LAND USE PLANNING: A TIME-TESTED APPROACH FOR ADDRESSING CLIMATE CHANGE

Oregon’s land use planning program has protected an estimated 1.2 million acres of forest and agricultural land from development since its inception in 1973. As a result, these resource lands continue to provide forest products and food as well as another unexpected benefit: carbon storage. By keeping forests as forests, land use planning capitalizes on the natural landscape’s ability to sequester atmospheric carbon, a key contributor to climate change. Nationwide, however, forest land is the land type most frequently converted to more developed uses. When this happens, carbon storage opportunities are lost, and the new use, such as a housing development, often becomes a net carbon producer.
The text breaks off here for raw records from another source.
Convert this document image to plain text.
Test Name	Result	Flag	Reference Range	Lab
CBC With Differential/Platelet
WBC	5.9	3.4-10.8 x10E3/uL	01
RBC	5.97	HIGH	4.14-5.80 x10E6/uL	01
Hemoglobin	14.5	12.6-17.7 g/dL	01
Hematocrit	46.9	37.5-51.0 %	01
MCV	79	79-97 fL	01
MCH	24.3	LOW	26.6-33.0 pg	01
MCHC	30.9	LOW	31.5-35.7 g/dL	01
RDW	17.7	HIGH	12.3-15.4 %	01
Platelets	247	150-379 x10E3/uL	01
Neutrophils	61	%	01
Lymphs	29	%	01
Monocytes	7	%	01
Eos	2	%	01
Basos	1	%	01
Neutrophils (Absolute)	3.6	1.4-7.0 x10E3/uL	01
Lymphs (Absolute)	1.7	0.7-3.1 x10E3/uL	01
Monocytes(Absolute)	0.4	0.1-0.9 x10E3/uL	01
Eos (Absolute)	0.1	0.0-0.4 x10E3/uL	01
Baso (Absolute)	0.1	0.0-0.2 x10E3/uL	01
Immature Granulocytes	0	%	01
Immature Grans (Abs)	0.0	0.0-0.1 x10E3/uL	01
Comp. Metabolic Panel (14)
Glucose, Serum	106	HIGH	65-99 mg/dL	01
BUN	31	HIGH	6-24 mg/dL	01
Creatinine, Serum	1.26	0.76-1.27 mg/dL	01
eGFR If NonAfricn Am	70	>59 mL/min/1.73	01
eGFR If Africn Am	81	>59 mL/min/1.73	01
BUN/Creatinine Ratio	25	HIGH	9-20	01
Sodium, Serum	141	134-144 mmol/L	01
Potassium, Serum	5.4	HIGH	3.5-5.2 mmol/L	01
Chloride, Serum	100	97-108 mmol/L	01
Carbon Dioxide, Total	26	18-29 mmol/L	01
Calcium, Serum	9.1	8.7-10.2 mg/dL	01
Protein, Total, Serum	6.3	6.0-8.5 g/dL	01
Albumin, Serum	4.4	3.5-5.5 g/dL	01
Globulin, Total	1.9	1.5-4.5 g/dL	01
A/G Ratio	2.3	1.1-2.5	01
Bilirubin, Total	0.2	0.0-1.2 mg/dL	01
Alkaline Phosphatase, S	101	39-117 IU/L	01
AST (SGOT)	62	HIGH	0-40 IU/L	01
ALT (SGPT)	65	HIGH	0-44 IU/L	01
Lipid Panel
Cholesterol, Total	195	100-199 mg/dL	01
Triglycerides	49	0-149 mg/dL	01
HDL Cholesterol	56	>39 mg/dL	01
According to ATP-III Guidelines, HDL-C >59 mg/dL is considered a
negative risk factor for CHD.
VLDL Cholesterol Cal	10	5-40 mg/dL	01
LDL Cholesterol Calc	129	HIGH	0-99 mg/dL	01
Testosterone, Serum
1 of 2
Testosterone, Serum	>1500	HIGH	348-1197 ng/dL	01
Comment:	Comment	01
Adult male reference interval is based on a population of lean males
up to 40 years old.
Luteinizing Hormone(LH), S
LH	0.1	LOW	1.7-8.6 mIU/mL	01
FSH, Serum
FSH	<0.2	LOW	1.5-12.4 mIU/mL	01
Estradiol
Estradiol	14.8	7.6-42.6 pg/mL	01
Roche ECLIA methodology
Scientists from the Pacific Northwest Research Station and Oregon Department of Forestry quantified the carbon storage maintained by the land use planning program in western Oregon. They found these gains were equivalent to avoiding 1.7 million metric tons of carbon dioxide emissions annually—the amount of carbon that would have been emitted by 395,000 cars in a year. Had the 1.7 million metric tons of stored carbon been released through development, Oregon’s annual increase in CO2 emissions between 1990 and 2000 would have been three times what it actually was. As policymakers look for ways to mitigate climate change, land use planning is a proven tool with measurable results.